Australia Weather News

In the ACT and surrounds, the list of sites marked for prescribed burns is long and the window of opportunity is short.

While autumn is typically the best time to conduct these burns, temperatures, wind, fuel moisture, fuel loads and local ecological requirements make the job an enormous balancing act.

ACT Parks and Conservation fire manager Neil Cooper said he and his team spent much of the year preparing for prescribed burns.

"Part of that includes grading roads and monitoring sites so that we can conduct the burns safely but also in an ecologically sustainable way," he said.

"We've got to be aware of things like when the orchids are growing and the gang gangs are nesting."

For Mr Cooper, specific measurements of environmental conditions are crucial.

"We're looking for a fuel moisture content of around 12 per cent and we're looking at humidity, wind direction, daytime temperatures as well as overnight temperatures," he said.

"We're also monitoring what resources are available and what other burns are going on around the country."

Mr Cooper said teams were ready to be deployed as soon as conditions were right.

Things can change suddenly

When fire jumped the containment lines of a prescribed burn at Potters Hill on the ACT-NSW border last Sunday, crews faced winds up to 100 kilometres per hour.

More than 20 ACT fire crews and 10 NSW Rural Fire Service crews were stationed in the Potters Hill area, supported by five bulldozers and six aircraft.

The fire was brought back under control on Monday after an additional 198 hectares were burnt out.

The head of the ACT Emergency Services Agency defended the decision to conduct the burn, suggesting the change in weather was not forecast when the burn started on March 10.

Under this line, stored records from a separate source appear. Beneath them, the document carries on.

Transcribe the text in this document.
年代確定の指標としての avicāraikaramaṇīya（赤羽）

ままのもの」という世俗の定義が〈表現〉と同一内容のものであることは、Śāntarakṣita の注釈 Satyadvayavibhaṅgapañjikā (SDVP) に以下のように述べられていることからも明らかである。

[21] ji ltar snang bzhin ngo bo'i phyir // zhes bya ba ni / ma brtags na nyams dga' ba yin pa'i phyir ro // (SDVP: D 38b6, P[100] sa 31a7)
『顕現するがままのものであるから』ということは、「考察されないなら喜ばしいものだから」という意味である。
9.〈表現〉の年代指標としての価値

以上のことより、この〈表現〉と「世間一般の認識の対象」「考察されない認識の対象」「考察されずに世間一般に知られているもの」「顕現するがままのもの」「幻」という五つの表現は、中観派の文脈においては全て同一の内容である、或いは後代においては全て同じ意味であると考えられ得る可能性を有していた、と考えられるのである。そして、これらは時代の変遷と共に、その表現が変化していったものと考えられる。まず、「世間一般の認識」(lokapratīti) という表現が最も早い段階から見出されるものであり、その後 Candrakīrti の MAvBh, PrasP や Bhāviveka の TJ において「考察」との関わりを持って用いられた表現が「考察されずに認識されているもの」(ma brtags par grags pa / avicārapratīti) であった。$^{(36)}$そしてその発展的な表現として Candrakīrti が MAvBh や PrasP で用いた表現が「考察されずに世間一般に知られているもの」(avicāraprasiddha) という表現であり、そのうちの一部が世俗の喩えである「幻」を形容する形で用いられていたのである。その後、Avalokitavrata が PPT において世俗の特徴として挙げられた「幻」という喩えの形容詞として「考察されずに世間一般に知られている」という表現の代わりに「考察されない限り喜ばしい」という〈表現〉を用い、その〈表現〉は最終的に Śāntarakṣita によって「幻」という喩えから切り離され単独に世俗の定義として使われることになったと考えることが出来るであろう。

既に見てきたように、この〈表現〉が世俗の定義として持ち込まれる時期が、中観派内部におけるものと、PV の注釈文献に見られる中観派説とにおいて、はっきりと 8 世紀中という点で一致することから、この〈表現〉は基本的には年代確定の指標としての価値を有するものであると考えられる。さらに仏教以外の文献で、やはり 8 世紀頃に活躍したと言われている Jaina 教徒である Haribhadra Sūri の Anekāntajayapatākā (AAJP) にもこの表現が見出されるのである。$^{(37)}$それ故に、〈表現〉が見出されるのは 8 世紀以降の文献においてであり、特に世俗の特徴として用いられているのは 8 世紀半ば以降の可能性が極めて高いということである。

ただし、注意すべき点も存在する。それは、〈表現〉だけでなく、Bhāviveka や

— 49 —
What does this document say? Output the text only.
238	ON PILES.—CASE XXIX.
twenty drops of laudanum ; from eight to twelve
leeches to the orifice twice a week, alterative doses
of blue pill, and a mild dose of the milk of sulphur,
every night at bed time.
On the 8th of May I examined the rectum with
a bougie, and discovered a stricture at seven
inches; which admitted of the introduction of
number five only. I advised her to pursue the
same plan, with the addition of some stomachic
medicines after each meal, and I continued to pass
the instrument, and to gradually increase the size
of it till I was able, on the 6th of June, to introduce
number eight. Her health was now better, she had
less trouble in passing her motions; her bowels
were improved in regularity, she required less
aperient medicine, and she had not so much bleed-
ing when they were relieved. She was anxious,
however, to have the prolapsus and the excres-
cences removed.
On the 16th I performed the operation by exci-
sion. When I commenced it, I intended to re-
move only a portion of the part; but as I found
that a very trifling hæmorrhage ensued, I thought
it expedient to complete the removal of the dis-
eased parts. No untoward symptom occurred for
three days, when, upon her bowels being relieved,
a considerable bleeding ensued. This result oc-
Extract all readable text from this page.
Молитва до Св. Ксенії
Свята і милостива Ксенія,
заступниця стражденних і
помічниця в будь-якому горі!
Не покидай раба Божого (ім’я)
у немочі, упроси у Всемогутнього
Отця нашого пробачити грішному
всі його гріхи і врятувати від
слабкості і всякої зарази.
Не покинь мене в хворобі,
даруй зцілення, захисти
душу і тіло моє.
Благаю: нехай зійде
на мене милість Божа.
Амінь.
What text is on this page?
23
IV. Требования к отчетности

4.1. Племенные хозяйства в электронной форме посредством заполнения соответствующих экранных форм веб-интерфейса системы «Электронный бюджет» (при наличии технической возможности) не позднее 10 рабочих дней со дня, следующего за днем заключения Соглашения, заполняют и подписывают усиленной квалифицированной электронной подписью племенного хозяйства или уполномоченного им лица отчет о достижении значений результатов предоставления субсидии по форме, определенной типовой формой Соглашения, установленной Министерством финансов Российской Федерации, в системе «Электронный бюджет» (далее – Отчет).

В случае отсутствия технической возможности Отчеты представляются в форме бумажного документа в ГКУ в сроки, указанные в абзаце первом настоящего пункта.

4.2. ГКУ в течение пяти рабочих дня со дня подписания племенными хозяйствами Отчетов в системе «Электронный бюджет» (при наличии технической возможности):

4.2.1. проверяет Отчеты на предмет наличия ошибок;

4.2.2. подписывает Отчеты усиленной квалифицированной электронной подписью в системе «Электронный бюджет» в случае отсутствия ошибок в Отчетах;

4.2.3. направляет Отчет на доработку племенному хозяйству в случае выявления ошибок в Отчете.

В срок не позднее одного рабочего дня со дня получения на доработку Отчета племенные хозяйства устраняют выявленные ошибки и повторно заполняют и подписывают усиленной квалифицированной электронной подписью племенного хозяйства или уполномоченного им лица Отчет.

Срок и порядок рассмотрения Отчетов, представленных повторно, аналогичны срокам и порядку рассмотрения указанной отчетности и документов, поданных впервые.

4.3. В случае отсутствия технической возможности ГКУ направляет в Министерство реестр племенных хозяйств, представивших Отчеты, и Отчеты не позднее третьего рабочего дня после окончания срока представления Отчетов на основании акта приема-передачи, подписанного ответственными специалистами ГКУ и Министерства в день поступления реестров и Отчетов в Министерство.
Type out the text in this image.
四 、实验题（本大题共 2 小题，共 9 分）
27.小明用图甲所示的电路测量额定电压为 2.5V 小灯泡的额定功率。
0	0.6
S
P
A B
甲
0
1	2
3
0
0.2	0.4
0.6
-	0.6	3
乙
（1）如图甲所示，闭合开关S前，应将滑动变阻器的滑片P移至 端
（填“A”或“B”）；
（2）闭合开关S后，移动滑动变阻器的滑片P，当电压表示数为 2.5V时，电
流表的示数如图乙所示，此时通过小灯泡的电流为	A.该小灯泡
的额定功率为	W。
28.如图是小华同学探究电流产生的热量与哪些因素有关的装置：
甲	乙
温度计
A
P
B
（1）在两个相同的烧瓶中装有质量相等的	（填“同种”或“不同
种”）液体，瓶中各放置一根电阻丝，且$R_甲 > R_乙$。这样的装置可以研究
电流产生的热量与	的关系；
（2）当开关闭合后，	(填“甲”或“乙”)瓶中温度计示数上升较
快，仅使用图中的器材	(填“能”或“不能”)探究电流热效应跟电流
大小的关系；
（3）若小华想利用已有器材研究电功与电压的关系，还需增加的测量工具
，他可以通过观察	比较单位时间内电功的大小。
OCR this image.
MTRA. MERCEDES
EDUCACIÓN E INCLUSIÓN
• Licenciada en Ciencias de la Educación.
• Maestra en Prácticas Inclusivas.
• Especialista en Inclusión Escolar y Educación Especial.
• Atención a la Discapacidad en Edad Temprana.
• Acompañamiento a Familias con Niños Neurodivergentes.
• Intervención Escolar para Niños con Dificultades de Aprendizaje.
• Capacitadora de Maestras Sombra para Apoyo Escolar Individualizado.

"It's unfortunate but important to remember that we've done a lot of other prescribed burns around the ACT over the last two weeks," Commissioner Dominic Lane said.

"It's very important that we get on with these prescribed burns at this time of year because it's the only window we do get.

"It's the risk we have when dealing with fire in this environment."

With just one day's notice in the change in weather conditions, Mr Cooper said it was impossible to put the controlled burn out.

"We have tactics to secure these fires as best we can," he said.

"This burn at Potters Hill was only 700 hectares, but it's just not possible to put that fire out at a day's notice."

Mr Cooper said 15 of the 30 prescribed burns for the region had already been completed this year.

"Recent rain has allowed us to do the burns we've done, but we're now getting to a period were the effects of that rain has diminished," he said.

"We'll now slow down our burning significantly until we get another rainfall event of 10 to 15 millimetres and then we'll start again.

"The burns that we're doing now are allocated to be done over a two-year window.

"One year you might not have the right conditions to get any of those burns done."